Here’s the thing: positivity is a powerful tool that has huge benefits in all aspects of life. However, there is a difference between looking at life like the glass half full and becoming delusional to the potential side effects of toxic positivity. Life isn’t always a fairytale. Here are three ways to recognize the positivity you’re dealing with might be toxic.

1. Being overly optimistic about a crappy situation.

There’s this weird misconception that not being okay is not okay. That you must be a bubbly, positive human 100% of the time. But that’s not healthy, and you should ditch this belief. Don’t get in the habit of pushing down your feelings and squashing them into a nonexistent ball. You are allowed to be upset; you are allowed to feel like the world is against you. You are allowed to have a bad day. A bad day here and there doesn’t make you a negative human; it makes you simply human. 

We’re taught to shield and hide away any emotion or presence that doesn’t display our best self, yet who are we fooling? That’s toxic. Don’t let anyone, including yourself, make you feel wrong for showing emotions. Despite any amount of positivity, our minds need to release. Leaves fall and then replenish.

2. Insisting on a timeline to “fix” whatever it is.

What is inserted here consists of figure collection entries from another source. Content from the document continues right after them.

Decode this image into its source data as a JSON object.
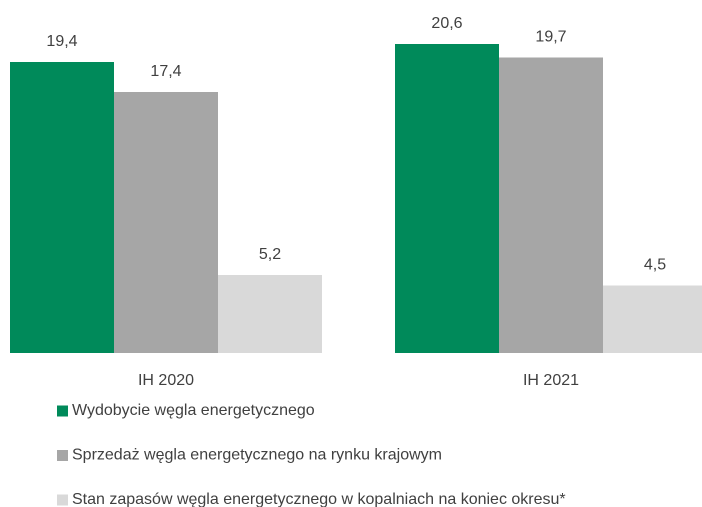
{
  "chart_data": {
    "type": "bar",
    "categories": [
      "IH 2020",
      "IH 2021"
    ],
    "series": [
      {
        "name": "Wydobycie węgla energetycznego",
        "color": "#008a5a",
        "values": [
          19.4,
          20.6
        ],
        "value_labels": [
          "19,4",
          "20,6"
        ]
      },
      {
        "name": "Sprzedaż węgla energetycznego na rynku krajowym",
        "color": "#a6a6a6",
        "values": [
          17.4,
          19.7
        ],
        "value_labels": [
          "17,4",
          "19,7"
        ]
      },
      {
        "name": "Stan zapasów węgla energetycznego w kopalniach na koniec okresu*",
        "color": "#d9d9d9",
        "values": [
          5.2,
          4.5
        ],
        "value_labels": [
          "5,2",
          "4,5"
        ]
      }
    ],
    "legend": "bottom"
  }
}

Some things in life have a definitive expiration date. Milk, for example. But when it comes to humans and the way we feel, there is no exact prediction or palm reading that can pinpoint when your feelings will change. There is no kitchen timer telling you when to get over something. Because when you try to convince yourself or believe someone who says, “by next week, you’ll feel like a new person,” or “tomorrow is going to be much better,” it gives us a deadline that fills us with disappointment if we do not reach it.

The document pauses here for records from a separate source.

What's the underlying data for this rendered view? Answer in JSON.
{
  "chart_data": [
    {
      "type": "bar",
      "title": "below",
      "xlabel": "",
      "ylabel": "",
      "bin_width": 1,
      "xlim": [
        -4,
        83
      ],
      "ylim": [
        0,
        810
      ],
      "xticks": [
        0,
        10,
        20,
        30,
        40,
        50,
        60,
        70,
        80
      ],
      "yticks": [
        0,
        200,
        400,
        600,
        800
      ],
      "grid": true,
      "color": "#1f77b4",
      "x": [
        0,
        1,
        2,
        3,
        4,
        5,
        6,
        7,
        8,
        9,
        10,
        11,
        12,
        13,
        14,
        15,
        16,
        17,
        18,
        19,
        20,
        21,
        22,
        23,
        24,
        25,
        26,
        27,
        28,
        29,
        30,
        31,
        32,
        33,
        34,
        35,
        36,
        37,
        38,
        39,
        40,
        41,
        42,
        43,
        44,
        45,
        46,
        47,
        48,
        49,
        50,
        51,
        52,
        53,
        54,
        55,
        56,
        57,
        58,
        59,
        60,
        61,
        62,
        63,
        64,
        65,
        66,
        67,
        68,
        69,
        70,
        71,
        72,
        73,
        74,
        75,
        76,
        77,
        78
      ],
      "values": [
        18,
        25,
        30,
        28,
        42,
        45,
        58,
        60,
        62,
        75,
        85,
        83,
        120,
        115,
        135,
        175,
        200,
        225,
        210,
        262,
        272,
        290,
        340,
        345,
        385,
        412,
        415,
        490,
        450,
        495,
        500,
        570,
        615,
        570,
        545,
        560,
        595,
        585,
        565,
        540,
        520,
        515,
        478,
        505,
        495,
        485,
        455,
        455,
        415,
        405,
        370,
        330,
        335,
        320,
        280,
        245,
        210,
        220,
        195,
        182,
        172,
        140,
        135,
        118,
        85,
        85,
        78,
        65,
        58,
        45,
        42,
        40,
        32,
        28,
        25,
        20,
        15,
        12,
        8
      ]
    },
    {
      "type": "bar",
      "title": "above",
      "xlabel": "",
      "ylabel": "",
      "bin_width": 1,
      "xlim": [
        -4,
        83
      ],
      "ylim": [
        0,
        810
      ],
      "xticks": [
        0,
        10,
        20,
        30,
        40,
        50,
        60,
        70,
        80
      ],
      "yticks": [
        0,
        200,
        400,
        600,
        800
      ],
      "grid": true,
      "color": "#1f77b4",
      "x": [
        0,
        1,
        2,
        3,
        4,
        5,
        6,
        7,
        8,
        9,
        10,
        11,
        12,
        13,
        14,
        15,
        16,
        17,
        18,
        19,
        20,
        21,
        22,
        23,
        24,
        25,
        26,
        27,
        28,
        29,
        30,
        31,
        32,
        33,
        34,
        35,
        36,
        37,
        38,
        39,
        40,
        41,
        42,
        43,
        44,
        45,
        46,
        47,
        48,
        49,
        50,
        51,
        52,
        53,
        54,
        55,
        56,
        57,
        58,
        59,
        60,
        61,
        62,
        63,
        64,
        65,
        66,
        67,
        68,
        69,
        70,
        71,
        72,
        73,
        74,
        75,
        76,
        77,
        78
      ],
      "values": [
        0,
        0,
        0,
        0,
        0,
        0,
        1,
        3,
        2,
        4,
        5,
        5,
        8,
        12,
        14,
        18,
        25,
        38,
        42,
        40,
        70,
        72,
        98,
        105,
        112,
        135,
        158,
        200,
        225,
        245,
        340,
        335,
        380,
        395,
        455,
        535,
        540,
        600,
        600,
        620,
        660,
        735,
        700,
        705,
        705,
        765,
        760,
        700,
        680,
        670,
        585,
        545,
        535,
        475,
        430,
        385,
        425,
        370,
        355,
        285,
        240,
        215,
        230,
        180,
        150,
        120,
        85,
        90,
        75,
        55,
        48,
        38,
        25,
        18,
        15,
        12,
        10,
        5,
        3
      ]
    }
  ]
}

Understand that you don’t need to get over heartbreak in two days. Likewise, you don’t need to get over the loss of a job in exactly six days and four hours. Feel, and then heal, because it’s your own journey. Creating an end date for your feelings doesn’t always help. And as biology can testify, humans are not milk.

3. Brushing off a serious problem, only for it to come back later.

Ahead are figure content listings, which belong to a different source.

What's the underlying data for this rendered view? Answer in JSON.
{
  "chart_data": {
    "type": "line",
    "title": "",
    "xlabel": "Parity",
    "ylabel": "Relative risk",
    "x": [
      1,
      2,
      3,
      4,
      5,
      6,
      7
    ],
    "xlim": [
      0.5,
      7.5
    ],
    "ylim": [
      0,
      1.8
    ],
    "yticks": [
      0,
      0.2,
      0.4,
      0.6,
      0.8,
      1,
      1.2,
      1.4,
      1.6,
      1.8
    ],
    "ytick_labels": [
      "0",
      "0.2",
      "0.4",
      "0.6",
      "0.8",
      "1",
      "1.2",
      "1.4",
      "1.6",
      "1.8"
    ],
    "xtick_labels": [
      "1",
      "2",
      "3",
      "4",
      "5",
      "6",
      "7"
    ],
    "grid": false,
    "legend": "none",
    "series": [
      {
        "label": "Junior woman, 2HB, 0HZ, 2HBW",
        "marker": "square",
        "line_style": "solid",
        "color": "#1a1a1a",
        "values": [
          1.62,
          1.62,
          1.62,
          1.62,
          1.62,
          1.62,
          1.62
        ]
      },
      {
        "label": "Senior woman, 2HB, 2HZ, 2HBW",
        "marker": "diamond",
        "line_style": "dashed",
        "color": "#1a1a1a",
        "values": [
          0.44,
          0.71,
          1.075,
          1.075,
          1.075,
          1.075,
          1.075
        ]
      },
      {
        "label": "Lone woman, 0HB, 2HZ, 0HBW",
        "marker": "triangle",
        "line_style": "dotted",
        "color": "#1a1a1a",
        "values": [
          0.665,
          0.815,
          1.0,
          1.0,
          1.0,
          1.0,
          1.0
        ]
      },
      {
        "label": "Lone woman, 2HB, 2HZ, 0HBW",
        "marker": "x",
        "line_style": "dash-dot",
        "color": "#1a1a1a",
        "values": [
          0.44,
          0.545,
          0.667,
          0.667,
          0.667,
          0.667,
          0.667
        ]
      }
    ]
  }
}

Everyone has been in that situation where, in the midst of hardship, you’ll hear someone shout, “Why don’t we just hug it out and forget about it?” While it’s a good idea to get rid of a problem or issue as fast as you can, brushing a negative situation under the rug doesn’t just make it go away. In fact, it comes back, and it comes back bigger and more aggressive than before.

You can’t just wave your magic wand to make your problems and challenges disappear. You have to work through them and confront them. That’s the hard truth most people want to avoid, because we seem more civil and down to earth if we let things go. We seem positive. While this may hold true on occasion, some problems need to be dealt with using communication and understanding, not avoidance and simple positive thoughts.

It’s important to be realistic when it comes to positivity. Just like most things in life, positivity is good in moderation. There’s a healthy balance in every situation you go through and simply throwing on a fake positivity mask, does not always do the trick.